La band che emerge da questo lavoro è senz'altro una band più matura, più meditativa, che è riuscita a produrre un lavoro capace di appassionare, di coinvolgere anche il più scettico degli ascoltatori. "Chasing the dragonfly" risulta essere curato in ogni più piccolo particolare, a cominciare dalla stupenda copertina che, purtroppo, risulta essere penalizzata dal formato-francobollo del CD, rappresentante una libellula posata su di uno sfondo coloratissimo dai caratteri orientali.

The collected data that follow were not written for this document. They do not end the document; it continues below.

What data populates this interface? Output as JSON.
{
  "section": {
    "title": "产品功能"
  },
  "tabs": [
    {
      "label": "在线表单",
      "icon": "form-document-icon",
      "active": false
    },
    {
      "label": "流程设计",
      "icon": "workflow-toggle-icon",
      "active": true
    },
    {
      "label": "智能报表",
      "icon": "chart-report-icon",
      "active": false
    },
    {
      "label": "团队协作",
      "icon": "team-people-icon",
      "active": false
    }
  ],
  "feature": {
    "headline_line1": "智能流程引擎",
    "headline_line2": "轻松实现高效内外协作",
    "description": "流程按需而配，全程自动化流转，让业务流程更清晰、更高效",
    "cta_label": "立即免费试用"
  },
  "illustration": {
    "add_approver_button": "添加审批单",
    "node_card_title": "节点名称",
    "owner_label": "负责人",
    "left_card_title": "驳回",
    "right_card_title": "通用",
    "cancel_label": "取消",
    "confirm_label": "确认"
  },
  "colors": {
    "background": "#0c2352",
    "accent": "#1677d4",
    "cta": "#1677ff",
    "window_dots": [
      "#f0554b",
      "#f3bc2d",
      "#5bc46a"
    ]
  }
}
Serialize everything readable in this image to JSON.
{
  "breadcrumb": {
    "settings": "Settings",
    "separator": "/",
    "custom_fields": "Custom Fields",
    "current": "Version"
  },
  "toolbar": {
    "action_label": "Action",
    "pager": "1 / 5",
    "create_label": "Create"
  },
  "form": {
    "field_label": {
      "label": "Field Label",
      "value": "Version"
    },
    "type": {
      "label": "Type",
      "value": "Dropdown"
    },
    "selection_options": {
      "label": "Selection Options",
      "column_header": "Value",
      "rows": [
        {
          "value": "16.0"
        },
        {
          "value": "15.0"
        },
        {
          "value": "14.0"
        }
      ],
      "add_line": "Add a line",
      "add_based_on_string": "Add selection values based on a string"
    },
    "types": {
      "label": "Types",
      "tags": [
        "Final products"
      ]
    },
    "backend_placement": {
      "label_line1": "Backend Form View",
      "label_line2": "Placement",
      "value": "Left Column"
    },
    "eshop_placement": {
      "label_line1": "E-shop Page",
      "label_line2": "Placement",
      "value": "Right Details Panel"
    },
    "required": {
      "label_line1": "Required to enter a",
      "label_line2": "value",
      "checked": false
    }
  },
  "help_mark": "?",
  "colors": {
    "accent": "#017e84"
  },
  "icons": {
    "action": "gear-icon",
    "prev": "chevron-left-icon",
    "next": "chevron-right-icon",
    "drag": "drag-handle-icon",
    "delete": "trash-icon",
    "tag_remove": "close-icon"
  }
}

I sei brani (per un totale di 50') dell'opera sono alquanto omogenei nello stile e trovano un comune denominatore in echi genesisiani, stilemi orientaleggianti e un tocco di spanish-prog (non ultima l'influenza, quasi inavvertibile, del flamenco-rock). Si tratta di un lavoro che, secondo il mio modesto parere, deve essere ascoltato più volte prima di coglierne tutte le sfaccettature, ma che finirà col piacere irresistibilmente. Si passa infatti dal bello strumentale "Passport to Tora", dall'incedere vagamente genesisiano, alla orientale "Under a full coloured sky", dove raffinatezza e fascino sono componenti di una miscela veramente accattivante. Raffinatezza che rappresenta probabilmente il punto di forza dei Galadriel e che emerge e si concretizza brano dopo brano. Sentitevi un po' "Alveo (Bolero)", dove la parola capolavoro non è poi così fuori luogo, il pezzo più bello e rappresentativo dell'intero lavoro, caratterizzato da un crescendo continuo, oppure il già citato "Passport to Tora". Si possono avvertire anche dei riferimenti allo stile new-prog inglese dei primi '80 in "Merciless tides", interpretato sempre in chiave estremamente personale, ed anche qualche sprazzo di Pink Floyd nella traccia di chiusura "The gray stones of Escalia" (18'40") dove, ad un inizio molto soffuso dai toni orientaleggianti, segue uno sviluppo più dinamico con un finale da brivido.
Si tratta di una band dalle crosse capacità tecniche, con un ottimo gusto melodico ed un'elevata professionalità che avrebbe tutte le carte in regola per sfondare alla grande sul mercato (non solo prog). Se avevano meritato un pieno successo con la loro opera prima, tale successo non potrà che essere ribadito (se non amplificato) dalla presente opera.